This repo is still being tested. Yet the most of fuction has been complished in the branch of 'test', so please
git checkout test
and compile the whole thing.
NVIDIA Caffe (NVIDIA Corporation ©2017) is an NVIDIA-maintained fork of BVLC Caffe tuned for NVIDIA GPUs, particularly in multi-GPU configurations. Here are the major features:
- 16 bit (half) floating point train and inference support.
- Mixed-precision support. It allows to store and/or compute data in either 64, 32 or 16 bit formats. Precision can be defined for every layer (forward and backward passes might be different too), or it can be set for the whole Net.

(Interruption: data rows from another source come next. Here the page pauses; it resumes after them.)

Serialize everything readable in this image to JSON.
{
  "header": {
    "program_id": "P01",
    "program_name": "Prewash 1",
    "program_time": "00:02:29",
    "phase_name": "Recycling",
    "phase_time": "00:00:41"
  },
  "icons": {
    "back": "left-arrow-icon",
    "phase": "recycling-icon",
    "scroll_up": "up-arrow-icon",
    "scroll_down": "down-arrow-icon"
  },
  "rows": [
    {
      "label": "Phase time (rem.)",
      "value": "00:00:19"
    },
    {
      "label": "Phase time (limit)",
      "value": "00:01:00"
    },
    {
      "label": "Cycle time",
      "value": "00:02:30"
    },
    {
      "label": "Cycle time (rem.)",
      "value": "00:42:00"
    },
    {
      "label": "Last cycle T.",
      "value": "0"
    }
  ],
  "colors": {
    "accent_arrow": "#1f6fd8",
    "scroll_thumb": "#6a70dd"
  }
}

- Integration with cuDNN v6.
- Automatic selection of the best cuDNN convolution algorithm.
- Integration with v1.3.4 of NCCL library for improved multi-GPU scaling.
- Optimized GPU memory management for data and parameters storage, I/O buffers and workspace for convolutional layers.
- Parallel data parser and transformer for improved I/O performance.
- Parallel back propagation and gradient reduction on multi-GPU systems.
- Fast solvers implementation with fused CUDA kernels for weights and history update.
- Multi-GPU test phase for even memory load across multiple GPUs.
- Backward compatibility with BVLC Caffe and NVCaffe 0.15.
- Extended set of optimized models (including 16 bit floating point examples).